Un vero e proprio suicidio sportivo. Un’opzione logicamente e umanamente inaccettabile per una società e una squadra che la permanenza nel massimo torneo regionale se l’erano sudata, lottando nel fango dei play-out e conquistando la salvezza sul rettangolo verde. Il banco, inevitabilmente, è saltato.
Il giorno dopo: chi vince e chi perde
Trionfano i regolamenti, vince il merito sportivo, prevale la logica.

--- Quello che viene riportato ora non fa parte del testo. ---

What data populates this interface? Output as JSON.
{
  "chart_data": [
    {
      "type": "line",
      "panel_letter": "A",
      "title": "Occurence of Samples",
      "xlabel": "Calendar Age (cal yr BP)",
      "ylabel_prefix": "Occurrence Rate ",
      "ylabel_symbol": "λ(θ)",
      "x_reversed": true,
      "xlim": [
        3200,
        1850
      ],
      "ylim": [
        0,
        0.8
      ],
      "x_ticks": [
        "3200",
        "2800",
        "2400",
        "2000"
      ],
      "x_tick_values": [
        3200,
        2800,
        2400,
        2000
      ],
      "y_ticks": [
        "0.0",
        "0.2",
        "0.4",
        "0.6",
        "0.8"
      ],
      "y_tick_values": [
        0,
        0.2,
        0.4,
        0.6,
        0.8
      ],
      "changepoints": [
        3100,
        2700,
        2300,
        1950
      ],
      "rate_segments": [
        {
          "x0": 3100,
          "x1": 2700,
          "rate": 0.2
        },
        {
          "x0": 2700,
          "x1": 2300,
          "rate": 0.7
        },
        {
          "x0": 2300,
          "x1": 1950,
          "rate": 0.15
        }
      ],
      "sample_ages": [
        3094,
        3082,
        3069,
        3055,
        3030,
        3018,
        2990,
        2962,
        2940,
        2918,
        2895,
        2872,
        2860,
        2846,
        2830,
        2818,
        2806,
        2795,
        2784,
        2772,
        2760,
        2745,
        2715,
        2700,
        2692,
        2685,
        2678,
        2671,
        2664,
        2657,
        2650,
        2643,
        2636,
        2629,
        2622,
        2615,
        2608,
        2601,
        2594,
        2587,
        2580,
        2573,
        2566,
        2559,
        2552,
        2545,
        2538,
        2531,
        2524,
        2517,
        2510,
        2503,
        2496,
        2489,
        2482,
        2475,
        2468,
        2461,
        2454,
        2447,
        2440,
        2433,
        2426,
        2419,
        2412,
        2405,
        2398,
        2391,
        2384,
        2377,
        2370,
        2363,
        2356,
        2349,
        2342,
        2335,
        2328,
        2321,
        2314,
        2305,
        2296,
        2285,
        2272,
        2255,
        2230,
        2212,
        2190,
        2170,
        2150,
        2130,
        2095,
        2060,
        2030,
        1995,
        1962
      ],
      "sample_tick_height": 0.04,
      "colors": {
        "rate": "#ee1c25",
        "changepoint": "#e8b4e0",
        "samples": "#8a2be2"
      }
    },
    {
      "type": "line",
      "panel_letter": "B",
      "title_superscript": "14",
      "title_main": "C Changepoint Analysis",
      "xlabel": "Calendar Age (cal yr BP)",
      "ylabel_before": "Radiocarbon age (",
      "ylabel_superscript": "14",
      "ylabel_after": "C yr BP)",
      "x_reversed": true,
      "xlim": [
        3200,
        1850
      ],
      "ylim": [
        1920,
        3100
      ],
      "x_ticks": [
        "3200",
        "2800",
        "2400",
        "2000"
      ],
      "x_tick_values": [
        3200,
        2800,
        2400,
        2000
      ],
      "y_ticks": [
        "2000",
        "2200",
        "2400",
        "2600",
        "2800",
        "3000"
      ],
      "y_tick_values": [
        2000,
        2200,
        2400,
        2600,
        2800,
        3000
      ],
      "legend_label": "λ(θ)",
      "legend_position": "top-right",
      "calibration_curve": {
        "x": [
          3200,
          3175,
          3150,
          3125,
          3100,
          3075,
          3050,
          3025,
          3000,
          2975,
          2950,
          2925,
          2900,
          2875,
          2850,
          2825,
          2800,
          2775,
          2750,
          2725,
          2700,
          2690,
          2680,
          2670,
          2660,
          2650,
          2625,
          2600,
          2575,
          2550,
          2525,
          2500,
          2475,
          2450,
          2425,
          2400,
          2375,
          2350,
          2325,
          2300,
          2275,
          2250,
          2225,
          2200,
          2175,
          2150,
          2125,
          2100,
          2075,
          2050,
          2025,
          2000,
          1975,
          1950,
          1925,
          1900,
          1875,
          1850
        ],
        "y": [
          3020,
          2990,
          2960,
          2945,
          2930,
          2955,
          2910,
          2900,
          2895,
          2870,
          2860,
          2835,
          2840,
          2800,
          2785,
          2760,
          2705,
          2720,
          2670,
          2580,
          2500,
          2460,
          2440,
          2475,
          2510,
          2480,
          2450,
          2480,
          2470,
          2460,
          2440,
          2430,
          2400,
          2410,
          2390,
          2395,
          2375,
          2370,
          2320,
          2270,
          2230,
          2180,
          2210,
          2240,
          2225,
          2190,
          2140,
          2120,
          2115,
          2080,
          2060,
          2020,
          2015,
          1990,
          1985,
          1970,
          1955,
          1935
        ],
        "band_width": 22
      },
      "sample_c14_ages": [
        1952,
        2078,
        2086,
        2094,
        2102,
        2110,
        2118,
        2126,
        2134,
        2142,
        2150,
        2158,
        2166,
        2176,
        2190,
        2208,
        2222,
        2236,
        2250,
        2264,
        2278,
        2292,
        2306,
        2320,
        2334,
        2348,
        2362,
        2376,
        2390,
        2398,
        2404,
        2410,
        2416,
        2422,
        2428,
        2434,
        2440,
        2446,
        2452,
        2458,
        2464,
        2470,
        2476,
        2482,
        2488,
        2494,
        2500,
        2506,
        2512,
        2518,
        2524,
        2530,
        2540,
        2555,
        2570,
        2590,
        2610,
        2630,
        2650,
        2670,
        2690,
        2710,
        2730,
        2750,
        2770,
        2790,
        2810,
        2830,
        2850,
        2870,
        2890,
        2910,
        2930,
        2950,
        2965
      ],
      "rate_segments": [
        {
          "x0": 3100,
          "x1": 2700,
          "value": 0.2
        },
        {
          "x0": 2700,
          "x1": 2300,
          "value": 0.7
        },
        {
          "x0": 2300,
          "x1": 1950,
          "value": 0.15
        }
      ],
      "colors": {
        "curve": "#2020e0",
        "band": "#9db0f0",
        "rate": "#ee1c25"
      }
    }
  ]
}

Ma come in ogni dramma teatrale che si rispetti, il finale lascia i due protagonisti a fare i conti con una nuova e complessa realtà.
- Il Montegranaro, tenutosi stretto il suo legittimo titolo di Eccellenza, si trova ora davanti a una montagna da scalare: costretto agli straordinari, dovrà allestire in fretta e furia un organico all’altezza di un campionato spietato, recuperando il tempo perduto dietro le sirene dell’accordo sfumato.

La Civitanovese, dall’altra parte, deve ingoiare l’amaro calice della Promozione B. Ma attenzione a dare i rossoblù per sconfitti: scenderanno in campo nel torneo inferiore portandosi in dote una rosa costruita con ambizioni di altissimo livello. Una fuoriserie costretta a correre su strade provinciali, ma pronta a dominare la categoria.

Il sipario cala sulle carte bollate. Adesso, finalmente, la parola torna all’unico giudice che non ammette repliche: il campo.